House Speaker Paul Ryan (R-Wis.) is prodding his fellow lawmakers to reach an agreement on a fiscal year 2018 budget, saying that the lack of such a deal is worsening the military’s already severe readiness problems.
At his weekly press briefing on Capitol Hill Jan. 11, Ryan said that too few planes, ships and soldiers are ready to deploy and that service members are dying as a result. For example, he said the two Navy destroyers involved in fatal collisions in the Pacific last year were aging ships with expired training certifications.
“Every day that goes by without adequate funding is another day we are pushing our military past the breaking point, and it is a shameful situation,” he told reporters. "We have a duty to address it."
Ryan said negotiators are making “good progress” toward preventing the return in FY 2018 of budget cuts required by the Budget Control Act of 2011. But he indicated that the FY 2018 appropriations bills might not be finished by Jan. 19, when the continuing resolution (CR) that funds the federal government expires. Without an appropriations package, Congress will have to pass another CR – the fourth for FY 2018 -- to keep the government open.
A key sticking point in the negotiations is that Republicans want defense to get a bigger funding increase than non-defense programs, while Democrats favor “parity.”

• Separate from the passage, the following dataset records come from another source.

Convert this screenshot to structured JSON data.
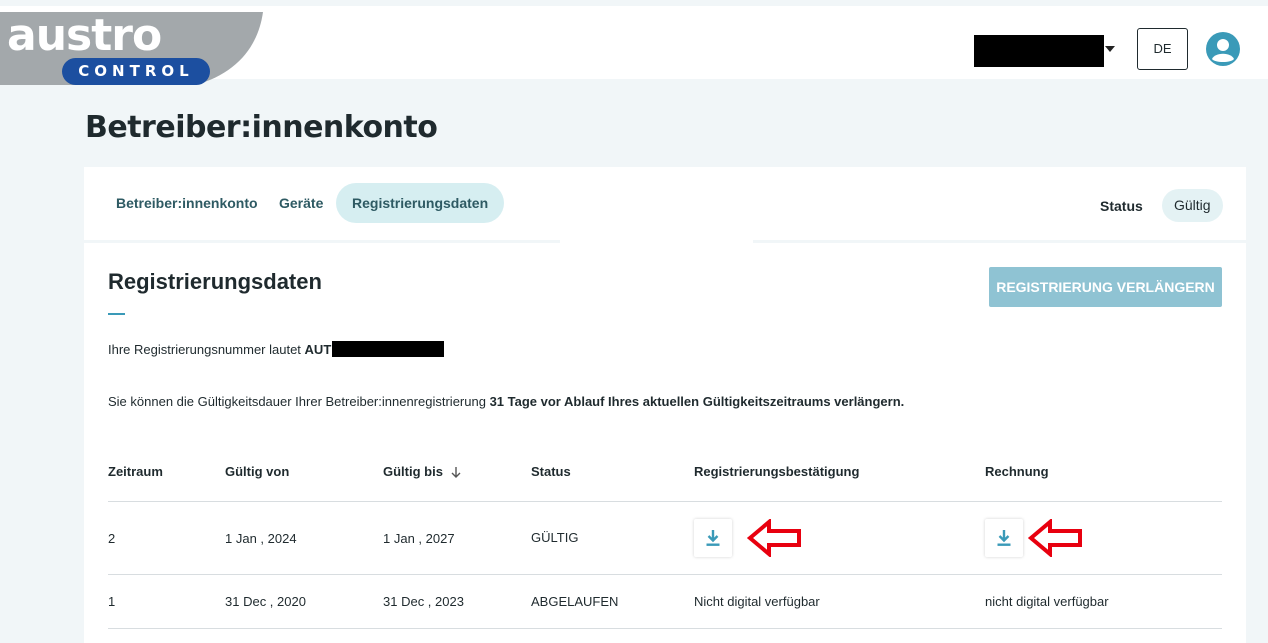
{
  "header": {
    "logo_word": "austro",
    "logo_sub": "CONTROL",
    "language": "DE",
    "icons": {
      "user_menu": "caret-down-icon",
      "avatar": "user-circle-icon"
    }
  },
  "page": {
    "title": "Betreiber:innenkonto"
  },
  "tabs": [
    {
      "label": "Betreiber:innenkonto"
    },
    {
      "label": "Geräte"
    },
    {
      "label": "Registrierungsdaten",
      "active": true
    }
  ],
  "status": {
    "label": "Status",
    "value": "Gültig"
  },
  "section": {
    "title": "Registrierungsdaten",
    "renew_button": "REGISTRIERUNG VERLÄNGERN",
    "reg_prefix": "Ihre Registrierungsnummer lautet",
    "reg_number_visible": "AUT",
    "info_prefix": "Sie können die Gültigkeitsdauer Ihrer Betreiber:innenregistrierung",
    "info_bold": "31 Tage vor Ablauf Ihres aktuellen Gültigkeitszeitraums verlängern."
  },
  "table": {
    "headers": {
      "period": "Zeitraum",
      "valid_from": "Gültig von",
      "valid_to": "Gültig bis",
      "status": "Status",
      "confirmation": "Registrierungsbestätigung",
      "invoice": "Rechnung"
    },
    "rows": [
      {
        "period": "2",
        "valid_from": "1 Jan , 2024",
        "valid_to": "1 Jan , 2027",
        "status": "GÜLTIG",
        "confirmation": "download-icon",
        "invoice": "download-icon"
      },
      {
        "period": "1",
        "valid_from": "31 Dec , 2020",
        "valid_to": "31 Dec , 2023",
        "status": "ABGELAUFEN",
        "confirmation": "Nicht digital verfügbar",
        "invoice": "nicht digital verfügbar"
      }
    ]
  },
  "colors": {
    "accent": "#3a9ab8",
    "tab_active_bg": "#d6eef1",
    "renew_button_bg": "#8fc3d3",
    "logo_blue": "#1c4fa0",
    "logo_gray": "#a3a8ab",
    "annotation_arrow": "#e8000f"
  }
}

Ryan plans to discuss his military readiness views further when he appears at the Center for Strategic and International Studies on Jan. 18. That is the same day the readiness and seapower subcommittees of the House Armed Services Committee are scheduled to hold a joint hearing on how the Navy intends to fix its readiness problems, including those that led to the deadly ship collisions (Defense Daily, Jan. 10).